Thomas L. Friedman is a Pulitzer Prize-winning columnist known for, among other things, having a strange preoccupation with China’s authoritarian model of government. Wouldn’t it be great, he asks wistfully, if, just for one day, we could bypass all of the annoying politics and “authorize the right solutions” for our nation? It’s not such a strange notion, actually. How many of us have had a great idea that would solve everything if only the stupid people would do things our way, the right way?
You don’t have to look much further than the topic of a college football playoff to find this at work among sports fans. My idea is so simple and would make everyone three trillion dollars, but the stupid, evil, greedy conferences aren’t smart enough to realize it. If only there were someone who could make them fall in line.
The college football punditry is in this mode now. Blutarsky goes to work on Pete Thamel’s lament that “no one is in charge” of college football. Tony Barnhart joins in with a call for “a commissioner of college football” as a way “to get college football out of the ethical ditch.”

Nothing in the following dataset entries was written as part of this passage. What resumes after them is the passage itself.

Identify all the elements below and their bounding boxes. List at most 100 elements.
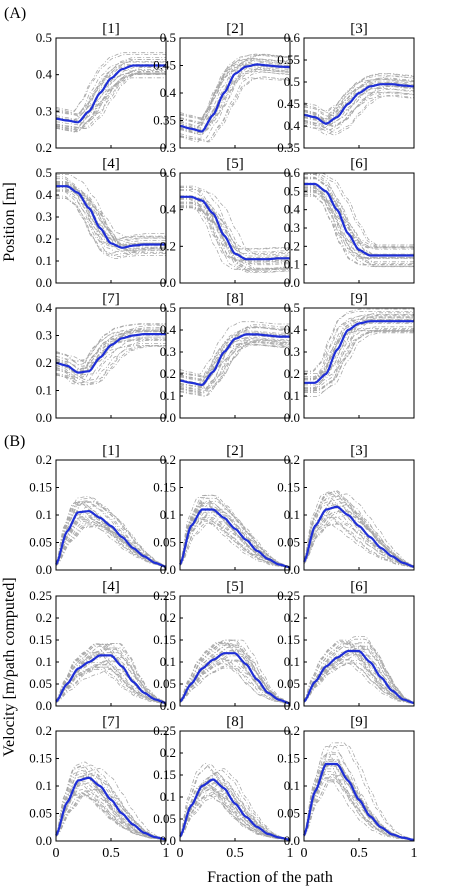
trial-curve [180,501,290,568]
trial-curve [56,176,166,241]
subplot-title: [1] [102,443,120,459]
trial-curve [304,173,414,248]
trial-curve [56,71,166,129]
trial-curve [180,77,290,143]
y-tick-label: 0.15 [29,480,52,495]
trial-curve [180,786,290,841]
mean-curve [303,649,415,704]
y-tick-label: 0.0 [284,698,300,713]
trial-curve [180,768,290,840]
trial-curve [56,343,166,384]
axes-frame [179,730,291,842]
y-tick-label: 0.0 [284,275,300,290]
subplot-title: [8] [226,714,244,730]
mean-curve [179,652,291,705]
trial-curve [56,654,166,704]
y-tick-label: 0.0 [36,410,52,425]
trial-curve [304,326,414,388]
trial-curve [56,657,166,704]
y-tick-label: 0.6 [160,165,177,180]
y-tick-label: 0.0 [36,698,52,713]
trial-curve [56,69,166,126]
y-tick-label: 0.1 [36,253,52,268]
trial-curve [180,517,290,568]
y-tick-label: 0.05 [277,806,300,821]
y-tick-label: 0.2 [160,610,176,625]
y-tick-label: 0.4 [36,67,53,82]
trial-curve [56,793,166,841]
subplot-title: [9] [350,714,368,730]
trial-curve [304,509,414,568]
subplot-15: [6] 0.25 0.2 0.15 0.1 0.05 0.0 [277,579,415,713]
y-axis-label-position: Position [m] [1,182,18,262]
trial-curve [304,330,414,390]
trial-curve [56,73,166,133]
subplot-title: [4] [102,156,120,172]
y-tick-label: 0.05 [29,676,52,691]
trial-curve [304,81,414,125]
trial-curve [180,782,290,841]
y-tick-label: 0.2 [284,238,300,253]
trial-curve [56,764,166,840]
y-tick-label: 0.2 [160,745,176,760]
x-tick-label: 1 [163,846,170,861]
trial-curve [304,315,414,381]
axes-frame [179,37,291,149]
trial-curve [304,95,414,136]
trial-curve [180,508,290,568]
trial-curve [304,641,414,703]
trial-curve [304,329,414,390]
trial-curve [304,752,414,841]
mean-curve [55,776,167,841]
y-tick-label: 0.1 [160,789,176,804]
trial-curve [180,665,290,705]
y-tick-label: 0.4 [36,300,53,315]
trial-curve [56,666,166,704]
y-tick-label: 0.15 [277,751,300,766]
y-tick-label: 0.45 [277,96,300,111]
mean-curve [55,509,167,568]
trial-curve [180,76,290,143]
trial-curve [304,73,414,112]
trial-curve [304,311,414,372]
subplot-title: [7] [102,291,120,307]
y-tick-label: 0.0 [160,275,176,290]
y-tick-label: 0.1 [160,388,176,403]
trial-curve [304,779,414,841]
y-tick-label: 0.0 [36,275,52,290]
trial-curve [304,504,414,567]
trial-curve [56,178,166,240]
y-tick-label: 0.25 [277,588,300,603]
y-tick-label: 0.1 [36,383,52,398]
y-tick-label: 0.6 [284,30,301,45]
y-tick-label: 0.3 [36,328,52,343]
mean-curve [179,778,291,841]
y-tick-label: 0.1 [160,507,176,522]
x-tick-label: 0 [53,846,60,861]
y-tick-label: 0.2 [36,452,52,467]
trial-curve [56,644,166,703]
trial-curve [180,780,290,841]
trial-curve [180,207,290,273]
trial-curve [180,64,290,129]
trial-curve [56,328,166,369]
trial-curve [180,189,290,255]
y-tick-label: 0.1 [160,654,176,669]
mean-curve [302,762,415,841]
trial-curve [180,62,290,132]
y-tick-label: 0.05 [277,676,300,691]
trial-curve [56,54,166,112]
trial-curve [180,53,290,120]
trial-curve [304,498,414,567]
subplot-title: [6] [350,156,368,172]
trial-curve [180,76,290,142]
y-tick-label: 0.2 [160,366,176,381]
subplot-title: [3] [350,21,368,37]
y-tick-label: 0.2 [160,452,176,467]
trial-curve [304,523,414,568]
trial-curve [180,69,290,134]
trial-curve [304,649,414,704]
trial-curve [304,194,414,265]
trial-curve [304,642,414,703]
trial-curves [56,496,166,568]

No one ever really says what this commissioner is supposed to do, but we expect that this Solomon will, as Thamel dreams, “look out for the greater good of the game.” (The “game”, incidently, that’s never been more popular, more lucrative, and which has television networks lining up to bid for rights.) Barnhart has a vision that such a commissioner would have “the last word” on such matters as the Cam Newton case. As opposed to the last word belonging to the NCAA’s enforcement division? Is this commissioner supposed to step in and overrule unpopular decisions made by the current governing processes?

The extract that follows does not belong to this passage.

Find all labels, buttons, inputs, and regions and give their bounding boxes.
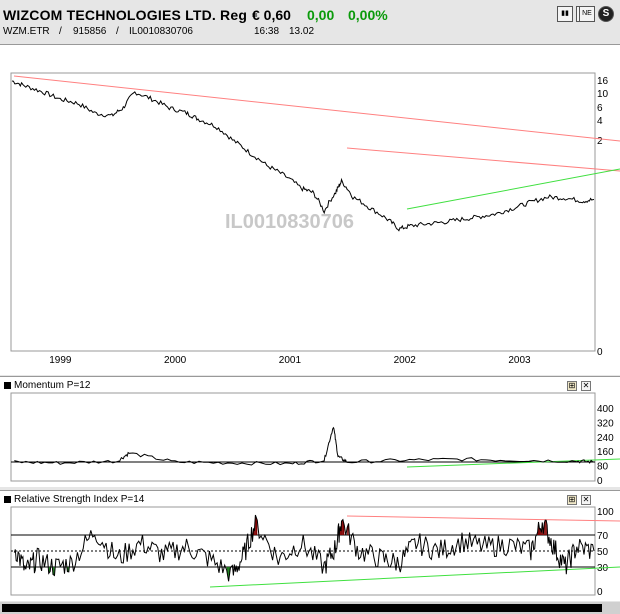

Newton wasn’t allowed to play because no one did anything. He was allowed to play after the NCAA applied its own rules (as flawed as they were) and made the appropriate decision based on the information available at the time. So would Barnhart’s commissioner ignore these rules, make up new ones on the fly, or find some miscellaneous reason to suspend someone that looks guilty in order to get the result demanded by the conventional wisdom?
Why not get rid of that tangled mess of NCAA rules and come up with new ones? Barnhart’s vision goes in that direction. Who needs the NCAA?
The sport has become too big to be managed within in the limitations of the NCAA framework. If a way cannot be found to accommodate these schools then they should leave the NCAA and form their own organization and make their own rules.
That idea might have support from both sides of the aisle, as it were, but not for the reasons Barnhart imagines. Top schools and conferences would love to operate without having to subsidize the bottom 75% of the 346 Division I schools. The end result though wouldn’t be the top-down structure Barnhart describes. It would be a federation of a handful of conferences with even greater visibility and influence than they have now.
Barnhart laments that what makes college football great leads to what he sees as a flaw.
At the end of the day, every institution has a right to self-determination. Texas A&M is currently a member the Big 12 conference, not the National Football League. It does not have to subjugate its mission, either academically or athletically, to a larger body unless it chooses to do so. Conference membership is voluntary. The conference serves the collective needs of the institutions. The institutions do not serve the conference. They cooperate, they consult, and they compromise, but they do not serve.
That’s a beautiful summary of college athletics, but somehow the competing self-interests of the member schools and conferences is a problem. Things would be a lot smoother if everyone would just align themselves to the “greater good” enforced by some central figure. Sure, it might not be the best for your school or even your specific conference, but think of the game! That paragraph also captures but doesn’t explore the essential difference between college athletics and a pro league. The schools aren’t franchises and cannot be operated that way.
Barnhart’s description of the conference structure shouldn’t stop where it does. The same language can be used to describe the relationship between the school, the conference, AND the NCAA. The NCAA is run by and serves its members, not the other way ’round. Barnhart suggests that “if NCAA President Mark Emmert wants to get a handle on some of the excesses of college football, then go to the presidents and sell them on the idea for a commissioner of college football.” That’s backwards. If the presidents that make up the NCAA decide there is a problem with “the excesses of college football,” they will empower Emmert or whomever they appoint to take action. From where I sit, they don’t seem to be moving in that direction.